Even the governor had problems reaching the devastation. His initial plans to visit the disaster area were postponed on Friday due to dangerous conditions at an airport where he was due to land. He was able to observe the flooding later in the day from a helicopter.

“Hundreds of homes, ball diamonds, parks, businesses under more water than I think any of us have ever seen in this area,” the governor said. “Absolutely impassable in many places. Just devastating.”

Portions of at least 28 Kentucky state highways were blocked due to flooding or landslides, Beshear said. Rescue teams in Virginia and West Virginia worked to reach people where roads were not passable.

Gov. Jim Justice has declared a state of emergency for six West Virginia counties where flooding has downed trees, knocked out power and blocked roads. Governor Glenn Youngkin also issued an emergency declaration, allowing Virginia to mobilize resources into the flooded southwest of the state.

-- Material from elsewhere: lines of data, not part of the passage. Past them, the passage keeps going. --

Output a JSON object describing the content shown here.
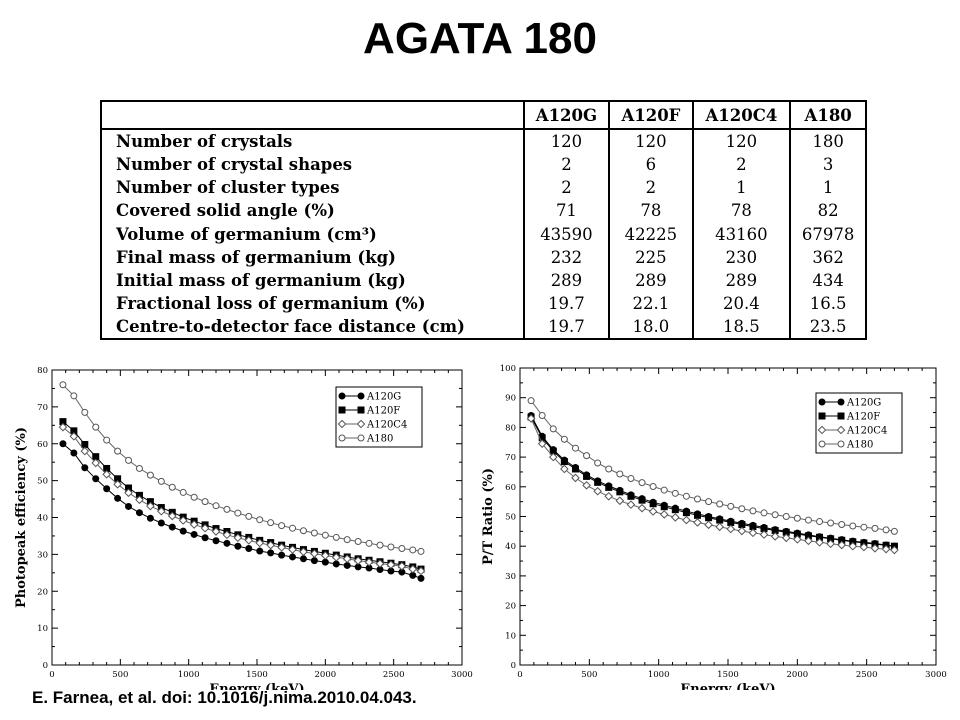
{
  "title": "AGATA 180",
  "table": {
    "header_blank": "",
    "columns": [
      "A120G",
      "A120F",
      "A120C4",
      "A180"
    ],
    "rows": [
      {
        "label": "Number of crystals",
        "values": [
          "120",
          "120",
          "120",
          "180"
        ]
      },
      {
        "label": "Number of crystal shapes",
        "values": [
          "2",
          "6",
          "2",
          "3"
        ]
      },
      {
        "label": "Number of cluster types",
        "values": [
          "2",
          "2",
          "1",
          "1"
        ]
      },
      {
        "label": "Covered solid angle (%)",
        "values": [
          "71",
          "78",
          "78",
          "82"
        ]
      },
      {
        "label": "Volume of germanium (cm³)",
        "values": [
          "43590",
          "42225",
          "43160",
          "67978"
        ]
      },
      {
        "label": "Final mass of germanium (kg)",
        "values": [
          "232",
          "225",
          "230",
          "362"
        ]
      },
      {
        "label": "Initial mass of germanium (kg)",
        "values": [
          "289",
          "289",
          "289",
          "434"
        ]
      },
      {
        "label": "Fractional loss of germanium (%)",
        "values": [
          "19.7",
          "22.1",
          "20.4",
          "16.5"
        ]
      },
      {
        "label": "Centre-to-detector face distance (cm)",
        "values": [
          "19.7",
          "18.0",
          "18.5",
          "23.5"
        ]
      }
    ]
  },
  "chart_data": [
    {
      "type": "line",
      "xlabel": "Energy (keV)",
      "ylabel": "Photopeak efficiency (%)",
      "xlim": [
        0,
        3000
      ],
      "ylim": [
        0,
        80
      ],
      "xticks": [
        0,
        500,
        1000,
        1500,
        2000,
        2500,
        3000
      ],
      "yticks": [
        0,
        10,
        20,
        30,
        40,
        50,
        60,
        70,
        80
      ],
      "legend_position": "top-right",
      "x": [
        80,
        160,
        240,
        320,
        400,
        480,
        560,
        640,
        720,
        800,
        880,
        960,
        1040,
        1120,
        1200,
        1280,
        1360,
        1440,
        1520,
        1600,
        1680,
        1760,
        1840,
        1920,
        2000,
        2080,
        2160,
        2240,
        2320,
        2400,
        2480,
        2560,
        2640,
        2700
      ],
      "series": [
        {
          "name": "A120G",
          "marker": "filled-circle",
          "values": [
            60.0,
            57.5,
            53.5,
            50.5,
            47.8,
            45.2,
            43.0,
            41.3,
            39.8,
            38.5,
            37.4,
            36.3,
            35.4,
            34.5,
            33.7,
            33.0,
            32.2,
            31.6,
            30.9,
            30.4,
            29.8,
            29.3,
            28.8,
            28.3,
            27.9,
            27.4,
            27.0,
            26.6,
            26.3,
            25.9,
            25.5,
            25.2,
            24.3,
            23.5
          ]
        },
        {
          "name": "A120F",
          "marker": "filled-square",
          "values": [
            66.0,
            63.5,
            59.8,
            56.5,
            53.3,
            50.5,
            48.0,
            46.0,
            44.3,
            42.7,
            41.4,
            40.1,
            39.0,
            38.0,
            37.0,
            36.2,
            35.3,
            34.6,
            33.8,
            33.2,
            32.5,
            31.9,
            31.3,
            30.8,
            30.3,
            29.8,
            29.3,
            28.8,
            28.4,
            28.0,
            27.6,
            27.2,
            26.6,
            26.0
          ]
        },
        {
          "name": "A120C4",
          "marker": "open-diamond",
          "values": [
            64.5,
            62.0,
            58.0,
            54.8,
            51.7,
            49.0,
            46.7,
            44.8,
            43.1,
            41.7,
            40.4,
            39.2,
            38.1,
            37.1,
            36.2,
            35.3,
            34.5,
            33.8,
            33.1,
            32.5,
            31.9,
            31.3,
            30.7,
            30.2,
            29.7,
            29.2,
            28.8,
            28.3,
            27.9,
            27.5,
            27.2,
            26.8,
            26.0,
            25.5
          ]
        },
        {
          "name": "A180",
          "marker": "open-circle",
          "values": [
            76.0,
            73.0,
            68.5,
            64.5,
            61.0,
            58.0,
            55.5,
            53.3,
            51.5,
            49.8,
            48.2,
            46.8,
            45.5,
            44.3,
            43.2,
            42.2,
            41.2,
            40.3,
            39.4,
            38.6,
            37.8,
            37.1,
            36.4,
            35.8,
            35.2,
            34.6,
            34.0,
            33.5,
            33.0,
            32.5,
            32.0,
            31.6,
            31.2,
            30.8
          ]
        }
      ]
    },
    {
      "type": "line",
      "xlabel": "Energy (keV)",
      "ylabel": "P/T Ratio (%)",
      "xlim": [
        0,
        3000
      ],
      "ylim": [
        0,
        100
      ],
      "xticks": [
        0,
        500,
        1000,
        1500,
        2000,
        2500,
        3000
      ],
      "yticks": [
        0,
        10,
        20,
        30,
        40,
        50,
        60,
        70,
        80,
        90,
        100
      ],
      "legend_position": "top-right",
      "x": [
        80,
        160,
        240,
        320,
        400,
        480,
        560,
        640,
        720,
        800,
        880,
        960,
        1040,
        1120,
        1200,
        1280,
        1360,
        1440,
        1520,
        1600,
        1680,
        1760,
        1840,
        1920,
        2000,
        2080,
        2160,
        2240,
        2320,
        2400,
        2480,
        2560,
        2640,
        2700
      ],
      "series": [
        {
          "name": "A120G",
          "marker": "filled-circle",
          "values": [
            84.0,
            77.0,
            72.5,
            69.0,
            66.5,
            64.0,
            62.0,
            60.3,
            58.8,
            57.3,
            56.0,
            54.8,
            53.8,
            52.8,
            51.8,
            50.9,
            50.0,
            49.2,
            48.4,
            47.7,
            47.0,
            46.3,
            45.6,
            45.0,
            44.4,
            43.8,
            43.2,
            42.7,
            42.2,
            41.7,
            41.3,
            40.9,
            40.4,
            40.0
          ]
        },
        {
          "name": "A120F",
          "marker": "filled-square",
          "values": [
            83.5,
            76.5,
            72.0,
            68.5,
            66.0,
            63.5,
            61.5,
            59.8,
            58.3,
            56.8,
            55.5,
            54.3,
            53.3,
            52.3,
            51.3,
            50.4,
            49.6,
            48.8,
            48.0,
            47.3,
            46.6,
            45.9,
            45.3,
            44.7,
            44.1,
            43.5,
            43.0,
            42.5,
            42.0,
            41.5,
            41.1,
            40.7,
            40.3,
            40.0
          ]
        },
        {
          "name": "A120C4",
          "marker": "open-diamond",
          "values": [
            83.0,
            74.5,
            70.0,
            66.0,
            63.0,
            60.5,
            58.5,
            56.8,
            55.3,
            54.0,
            52.8,
            51.7,
            50.7,
            49.7,
            48.8,
            48.0,
            47.2,
            46.5,
            45.8,
            45.1,
            44.5,
            43.9,
            43.3,
            42.8,
            42.3,
            41.8,
            41.3,
            40.8,
            40.4,
            40.0,
            39.7,
            39.3,
            39.0,
            38.7
          ]
        },
        {
          "name": "A180",
          "marker": "open-circle",
          "values": [
            89.0,
            84.0,
            79.5,
            76.0,
            73.0,
            70.5,
            68.0,
            66.0,
            64.3,
            62.8,
            61.4,
            60.1,
            58.9,
            57.8,
            56.8,
            55.9,
            55.0,
            54.2,
            53.4,
            52.6,
            51.9,
            51.2,
            50.6,
            50.0,
            49.4,
            48.8,
            48.3,
            47.8,
            47.3,
            46.8,
            46.4,
            46.0,
            45.5,
            45.0
          ]
        }
      ]
    }
  ],
  "credit": "E. Farnea, et al. doi: 10.1016/j.nima.2010.04.043."
}
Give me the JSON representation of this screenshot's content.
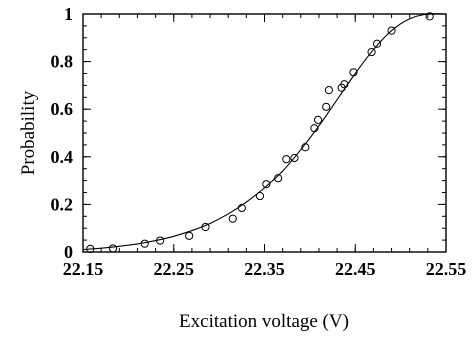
{
  "chart_data": {
    "type": "scatter",
    "title": "",
    "xlabel": "Excitation voltage (V)",
    "ylabel": "Probability",
    "xlim": [
      22.15,
      22.55
    ],
    "ylim": [
      0,
      1
    ],
    "x_ticks": [
      22.15,
      22.25,
      22.35,
      22.45,
      22.55
    ],
    "x_tick_labels": [
      "22.15",
      "22.25",
      "22.35",
      "22.45",
      "22.55"
    ],
    "y_ticks": [
      0,
      0.2,
      0.4,
      0.6,
      0.8,
      1
    ],
    "y_tick_labels": [
      "0",
      "0.2",
      "0.4",
      "0.6",
      "0.8",
      "1"
    ],
    "x_minor_step": 0.02,
    "y_minor_step": 0.05,
    "grid": false,
    "legend": "none",
    "colors": {
      "axis": "#000000",
      "markers": "#000000",
      "fit_line": "#000000",
      "background": "#ffffff"
    },
    "series": [
      {
        "kind": "markers",
        "marker": "open-circle",
        "x": [
          22.158,
          22.183,
          22.218,
          22.235,
          22.267,
          22.285,
          22.315,
          22.325,
          22.345,
          22.352,
          22.365,
          22.374,
          22.383,
          22.395,
          22.405,
          22.409,
          22.418,
          22.421,
          22.435,
          22.438,
          22.448,
          22.468,
          22.474,
          22.49,
          22.532
        ],
        "y": [
          0.013,
          0.015,
          0.035,
          0.048,
          0.068,
          0.105,
          0.14,
          0.185,
          0.235,
          0.285,
          0.31,
          0.39,
          0.395,
          0.44,
          0.52,
          0.555,
          0.61,
          0.68,
          0.69,
          0.705,
          0.755,
          0.84,
          0.875,
          0.93,
          0.99
        ]
      },
      {
        "kind": "line",
        "x": [
          22.15,
          22.17,
          22.19,
          22.21,
          22.23,
          22.25,
          22.27,
          22.29,
          22.31,
          22.33,
          22.35,
          22.37,
          22.39,
          22.41,
          22.43,
          22.45,
          22.47,
          22.49,
          22.51,
          22.53,
          22.55
        ],
        "y": [
          0.01,
          0.016,
          0.024,
          0.034,
          0.048,
          0.066,
          0.09,
          0.12,
          0.16,
          0.21,
          0.27,
          0.34,
          0.43,
          0.53,
          0.64,
          0.75,
          0.85,
          0.93,
          0.98,
          1.0,
          1.0
        ]
      }
    ]
  }
}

The National Weather Service said another storm front adding misery to flood victims in St. Louis on Friday could bring more thunderstorms to Appalachia in the coming days.

The hardest-hit areas of eastern Kentucky received between 8 and 10 1/2 inches (20-27 centimeters) over 48 hours, National Weather Service meteorologist Brandon Bonds said.

The North Fork of the Kentucky River broke records in at least two places. It reached 20.9ft (6.4m) in Whitesburg – more than 6ft (1.8m) above the previous record – and peaked at 43.5ft (13.25m) at Jackson, Bonds said.


Brown reported from Billings, Montana. Contributors include Rebecca Reynolds in Louisville, Kentucky; Timothy D. Easley in Jackson, Kentucky, and Sarah Brumfield in Silver Spring, Maryland.